In fluid modeling, ReFlow attains up to $22\times$ inference speedup for comparable error to 128-step diffusion models (Armegioiu et al., 3 Jun 2025).
GeneFlow achieves $3-6\times$ lower FID values relative to diffusion, while maintaining morphological and biological structure (Wang et al., 31 Oct 2025).

Theoretical analyses guarantee that, under mild Lipschitz and manifold alignment conditions, CRF steps remain within a bounded “tubular neighborhood” of the target data manifold, and that marginal consistency with the true conditional law is preserved as the integration discretization vanishes (Saini et al., 9 Oct 2025).

Failure cases include model capacity limitations (e.g., missed secondary elements in crowded scenes or under-specified conditional targets) rather than the dynamics of the flow itself.

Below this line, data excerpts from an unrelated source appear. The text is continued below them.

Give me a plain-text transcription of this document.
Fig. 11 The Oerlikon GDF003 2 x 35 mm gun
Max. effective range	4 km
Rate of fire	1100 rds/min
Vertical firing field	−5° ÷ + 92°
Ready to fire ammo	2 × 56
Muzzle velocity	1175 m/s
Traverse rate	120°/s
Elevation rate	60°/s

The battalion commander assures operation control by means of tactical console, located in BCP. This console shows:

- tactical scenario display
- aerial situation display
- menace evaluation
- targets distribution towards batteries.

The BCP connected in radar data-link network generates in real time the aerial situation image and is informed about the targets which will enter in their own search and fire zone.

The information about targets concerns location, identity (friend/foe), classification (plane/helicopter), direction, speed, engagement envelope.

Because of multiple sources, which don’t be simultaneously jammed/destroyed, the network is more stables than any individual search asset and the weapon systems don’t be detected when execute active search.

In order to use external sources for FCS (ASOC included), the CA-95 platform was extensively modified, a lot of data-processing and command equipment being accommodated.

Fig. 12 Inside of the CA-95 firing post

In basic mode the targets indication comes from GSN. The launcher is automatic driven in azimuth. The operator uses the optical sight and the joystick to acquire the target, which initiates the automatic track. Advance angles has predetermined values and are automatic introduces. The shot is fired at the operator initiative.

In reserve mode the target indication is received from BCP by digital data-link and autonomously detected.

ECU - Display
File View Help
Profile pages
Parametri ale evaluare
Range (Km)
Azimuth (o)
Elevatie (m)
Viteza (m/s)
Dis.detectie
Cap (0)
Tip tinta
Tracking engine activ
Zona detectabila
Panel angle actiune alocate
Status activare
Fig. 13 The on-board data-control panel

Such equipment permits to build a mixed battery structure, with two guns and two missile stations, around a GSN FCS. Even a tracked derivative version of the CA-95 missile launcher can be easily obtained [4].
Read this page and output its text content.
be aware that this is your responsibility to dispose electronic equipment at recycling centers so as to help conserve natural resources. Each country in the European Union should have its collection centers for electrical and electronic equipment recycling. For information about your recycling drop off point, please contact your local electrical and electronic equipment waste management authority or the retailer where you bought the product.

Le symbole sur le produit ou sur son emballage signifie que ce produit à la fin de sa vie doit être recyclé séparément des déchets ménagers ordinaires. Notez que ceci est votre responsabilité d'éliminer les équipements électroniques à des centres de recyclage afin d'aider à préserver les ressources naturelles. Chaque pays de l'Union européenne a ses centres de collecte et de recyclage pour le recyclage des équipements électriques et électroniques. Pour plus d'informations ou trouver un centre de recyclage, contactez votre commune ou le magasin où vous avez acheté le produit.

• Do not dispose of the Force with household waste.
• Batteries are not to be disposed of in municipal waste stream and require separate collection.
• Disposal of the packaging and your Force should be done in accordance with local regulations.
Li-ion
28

7. Future Directions, Open Challenges, and Practical Recommendations

Active research trajectories include:

Extension to SDEs and diffusion-based stochastic models, as most current CRF frameworks target deterministic ODE flows.
Video and sequential data generation leveraging multi-time-scale and hierarchical rectified flows.
Preference-based and learned guidance weighting integrations.
End-to-end distributional robustness bounds (e.g., closed-form KL divergence control over the entire sampling path) remain theoretically open.
Practical deployment recommendations: guidance schedule tuning (e.g., $\lambda_{\max}$ in $[0.5, 1.0]$ ), step size adjustment, and CRF module separation for multi-stage enhancement workflows.

A plausible implication is that CRF provides an effective, drop-in, training-free upgrade for any flow-matching generator, with the capacity for deterministic, invertible, and artifact-free mapping between disparate data modalities under conditional requirements. The hybridization of deterministic ODE transport with flexible, learnable velocity fields continues to enable advances in generative modeling speed, stability, and cross-modal translation.